Le Son d’un espace et Le Huitième Jour sont exemplaires d’un « cinéma élargi » et anticipent à leur façon la migration ou la métamorphose du film dans l’art contemporain 30 ans plus tard dans les années 1990 (Royoux 2000 ; Fraser 2007 ; Blümlinger [2009]2013). Ce n’est pas un hasard si leur restauration, en 2009, éveille un nouvel intérêt pour une production dont il faut reconnaître le caractère expérimental même encore aujourd’hui. L’idée n’était pas ici de redéfinir la pratique du cinéma de réemploi ou les expérimentations du « cinéma élargi », mais d’analyser comment, chez Charles Gagnon, archive et film sont étroitement liés et comment ce lien étroit conduit à une réflexion sur la spécificité du cinéma qui repose sur ses supports à la fois visuel et sonore : l’image et le son. Les propriétés qu’explorent les deux films sont nombreuses : le remploi d’images et de sons enregistrés, le travail de montage et de remontage, les traces de l’histoire fixées sur la pellicule, le temps historique et le temps filmique, la spatialisation du film et la reconfiguration des images et des sons dans l’espace, avec Le Huitième Jour.
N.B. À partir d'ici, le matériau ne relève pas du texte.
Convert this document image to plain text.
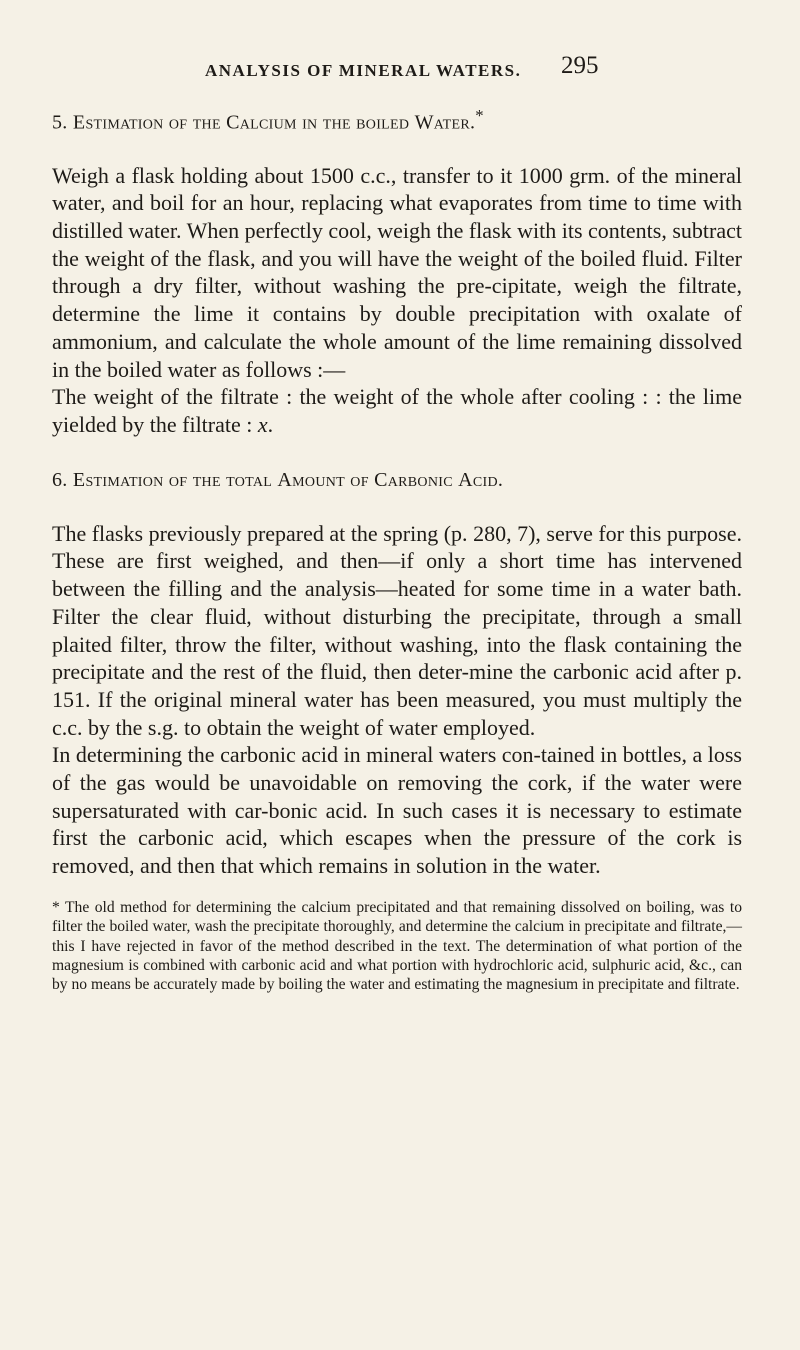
ANALYSIS OF MINERAL WATERS. 295
5. Estimation of the Calcium in the boiled Water.*

Weigh a flask holding about 1500 c.c., transfer to it 1000 grm. of the mineral water, and boil for an hour, replacing what evaporates from time to time with distilled water. When perfectly cool, weigh the flask with its contents, subtract the weight of the flask, and you will have the weight of the boiled fluid. Filter through a dry filter, without washing the pre-cipitate, weigh the filtrate, determine the lime it contains by double precipitation with oxalate of ammonium, and calculate the whole amount of the lime remaining dissolved in the boiled water as follows :—

The weight of the filtrate : the weight of the whole after cooling : : the lime yielded by the filtrate : x.

6. Estimation of the total Amount of Carbonic Acid.

The flasks previously prepared at the spring (p. 280, 7), serve for this purpose. These are first weighed, and then—if only a short time has intervened between the filling and the analysis—heated for some time in a water bath. Filter the clear fluid, without disturbing the precipitate, through a small plaited filter, throw the filter, without washing, into the flask containing the precipitate and the rest of the fluid, then deter-mine the carbonic acid after p. 151. If the original mineral water has been measured, you must multiply the c.c. by the s.g. to obtain the weight of water employed.

In determining the carbonic acid in mineral waters con-tained in bottles, a loss of the gas would be unavoidable on removing the cork, if the water were supersaturated with car-bonic acid. In such cases it is necessary to estimate first the carbonic acid, which escapes when the pressure of the cork is removed, and then that which remains in solution in the water.

* The old method for determining the calcium precipitated and that remaining dissolved on boiling, was to filter the boiled water, wash the precipitate thoroughly, and determine the calcium in precipitate and filtrate,—this I have rejected in favor of the method described in the text. The determination of what portion of the magnesium is combined with carbonic acid and what portion with hydrochloric acid, sulphuric acid, &c., can by no means be accurately made by boiling the water and estimating the magnesium in precipitate and filtrate.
La liste des caractéristiques matérielles du cinéma est différente dans Le Son d’un espace : l’écran, le hors champ, la caméra, le cadrage, la pellicule, le projecteur, les marques du tournage et du montage, la salle de projection, le visionnement... L’inversion que le titre annonçait en utilisant les expressions « film d’archives » et « archive du film » voulait surtout faire ressortir une distinction dans l’exploration de la spécificité du cinéma : entre l’archive comme matière enregistrée et l’archive comme l’enregistrement de la matière, c’est-à-dire entre une approche qui s’appuie sur le remploi d’images et de sons enregistrés, d’un côté, et une autre qui fait de l’enregistrement la matière même du film. Si comme l’écrit Philippe Michaud, le film est une pensée de l’image, parce que « les images en donnant à voir le monde se donnent à voir en tant qu’images » (Michaud 2016, p. 8), qu’en serait-il du son ? Que permet-il de raconter ? Qu’a-t-il enregistré de l’histoire du monde ? Ou, pour faire résonner les mots de Charles Gagnon avec ceux de Serge Cardinal (Cardinal 2018), quel est l’espace du son au cinéma ? Examiner côte à côte Le Huitième Jour et Le Son d’un espace nous rappelle peut-être finalement que le cinéma comporte aussi une pensée du son.